Catching a typo matters.
Flagging work that’s clearly off brief matters.
Correcting factual errors, accessibility issues, or brand violations matters.
That’s not the problem. The problem is when feedback shifts from quality control to pixel policing, from clarity to preference, from direction to drift. Quality control has a clear finish line. Pixel policing does not.Once feedback loses its intention, no amount of iteration will ever feel sufficient, because the work isn’t converging on a decision. It’s orbiting unresolved uncertainty.
How creative teams become ambiguity sinks
When decisions aren’t made upstream, uncertainty flows downhill.
Unclear priorities.
Competing incentives.
Unresolved risk tolerance.
Vague definitions of success.
Rather than being resolved where they originate, these questions get worked out inside creative workflows.

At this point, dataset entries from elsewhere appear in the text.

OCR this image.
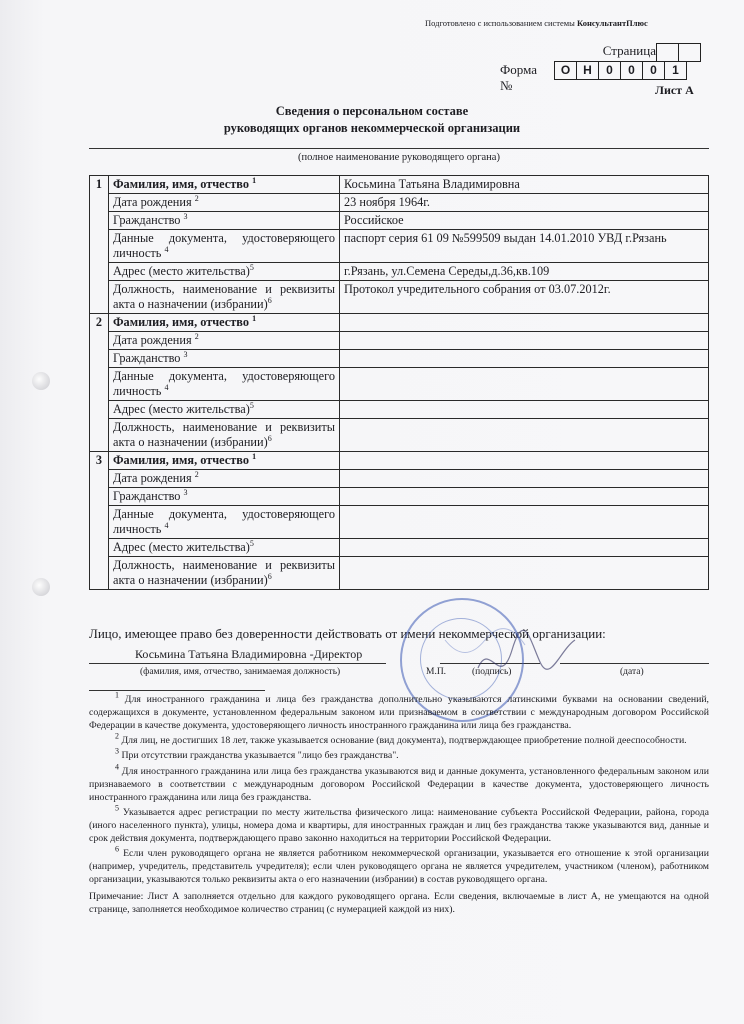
Подготовлено с использованием системы КонсультантПлюс
Страница
Форма №
О	Н	0	0	0	1
Лист А
Сведения о персональном составе
руководящих органов некоммерческой организации
(полное наименование руководящего органа)
1	Фамилия, имя, отчество $^1$	Косьмина Татьяна Владимировна
	Дата рождения $^2$	23 ноября 1964г.
	Гражданство $^3$	Российское
	Данные документа, удостоверяющего личность $^4$	паспорт серия 61 09 №599509 выдан 14.01.2010 УВД г.Рязань
	Адрес (место жительства)$^5$	г.Рязань, ул.Семена Середы,д.36,кв.109
	Должность, наименование и реквизиты акта о назначении (избрании)$^6$	Протокол учредительного собрания от 03.07.2012г.
2	Фамилия, имя, отчество $^1$	
	Дата рождения $^2$	
	Гражданство $^3$	
	Данные документа, удостоверяющего личность $^4$	
	Адрес (место жительства)$^5$	
	Должность, наименование и реквизиты акта о назначении (избрании)$^6$	
3	Фамилия, имя, отчество $^1$	
	Дата рождения $^2$	
	Гражданство $^3$	
	Данные документа, удостоверяющего личность $^4$	
	Адрес (место жительства)$^5$	
	Должность, наименование и реквизиты акта о назначении (избрании)$^6$	
Лицо, имеющее право без доверенности действовать от имени некоммерческой организации:
Косьмина Татьяна Владимировна -Директор
(фамилия, имя, отчество, занимаемая должность)	М.П.	(подпись)	(дата)

$^1$ Для иностранного гражданина и лица без гражданства дополнительно указываются латинскими буквами на основании сведений, содержащихся в документе, установленном федеральным законом или признаваемом в соответствии с международным договором Российской Федерации в качестве документа, удостоверяющего личность иностранного гражданина или лица без гражданства.

$^2$ Для лиц, не достигших 18 лет, также указывается основание (вид документа), подтверждающее приобретение полной дееспособности.

$^3$ При отсутствии гражданства указывается "лицо без гражданства".

$^4$ Для иностранного гражданина или лица без гражданства указываются вид и данные документа, установленного федеральным законом или признаваемого в соответствии с международным договором Российской Федерации в качестве документа, удостоверяющего личность иностранного гражданина или лица без гражданства.

$^5$ Указывается адрес регистрации по месту жительства физического лица: наименование субъекта Российской Федерации, района, города (иного населенного пункта), улицы, номера дома и квартиры, для иностранных граждан и лиц без гражданства также указываются вид, данные и срок действия документа, подтверждающего право законно находиться на территории Российской Федерации.

$^6$ Если член руководящего органа не является работником некоммерческой организации, указывается его отношение к этой организации (например, учредитель, представитель учредителя); если член руководящего органа не является учредителем, участником (членом), работником организации, указываются только реквизиты акта о его назначении (избрании) в состав руководящего органа.

Примечание: Лист А заполняется отдельно для каждого руководящего органа. Если сведения, включаемые в лист А, не умещаются на одной странице, заполняется необходимое количество страниц (с нумерацией каждой из них).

Each new version becomes a stand-in for a decision. Each round of feedback becomes another attempt to name what the organization hasn’t yet committed to. Over time, creative teams become organizational shock absorbers. They absorb ambiguity so the rest of the system doesn’t have to. Not because they volunteered, but because someone has to keep the work moving.
When everyone weighs in, no one decides
At the center of this dynamic is a structural failure organizations rarely confront directly:
When everyone is a stakeholder, no one is accountable.

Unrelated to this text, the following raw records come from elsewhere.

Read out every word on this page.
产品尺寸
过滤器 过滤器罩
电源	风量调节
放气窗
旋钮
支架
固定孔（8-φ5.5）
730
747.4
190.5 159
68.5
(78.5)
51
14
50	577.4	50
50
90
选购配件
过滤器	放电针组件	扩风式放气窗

Projects that require approval from dozens of people aren’t collaborative. They’re structurally unempowered. Without a clear decision owner, feedback proliferates. Opinions are offered without ownership. Concerns are raised without resolution. “Alignment” becomes a polite way of saying we haven’t decided yet. What looks like rigor is often just risk avoidance with better optics.
Why this feels unavoidable
This behavior didn’t appear out of nowhere.
Public rebrand failures.
Social media backlash.
Permanent digital scrutiny.
Screenshots that live forever.
In this environment, caution is understandable. Leaders want more eyes, more perspectives, more assurance that nothing will blow up on launch day. But caution has a failure mode.
When it turns into paralysis, risk doesn’t disappear, it gets displaced. And more often than not, it lands inside creative workflows, where feedback becomes the default response to unresolved fear.
Input is not authority
One distinction matters more than most organizations are willing to enforce:
Input is not authority
Consultation is not decision-making
Alignment is not consensus
Broad input can be valuable. But decisions must be narrow. Someone, or a small group, has to own the call. Without that boundary, feedback becomes infinite. There is always one more tweak, one more perspective, one more round “just to be safe.” The result isn’t better work. It’s safer, flatter work. Produced slowly, at great cost, and with diminishing returns.
This is a clarity problem
Creative teams don’t slow organizations down. Organizations slow themselves down inside creative workflows by deferring decisions and letting feedback absorb the consequences. The leaders who get this right don’t eliminate feedback. They anchor it. They make decisions early enough to give feedback a target. They create intention upstream so iteration can converge instead of spiral.
In a business world obsessed with efficiency, automation, and optimization, the most overlooked efficiency remains painfully simple: The cheapest thing a company can do is decide.
*This essay reflects patterns I’ve observed over time, across different organizations and roles, rather than any one engagement.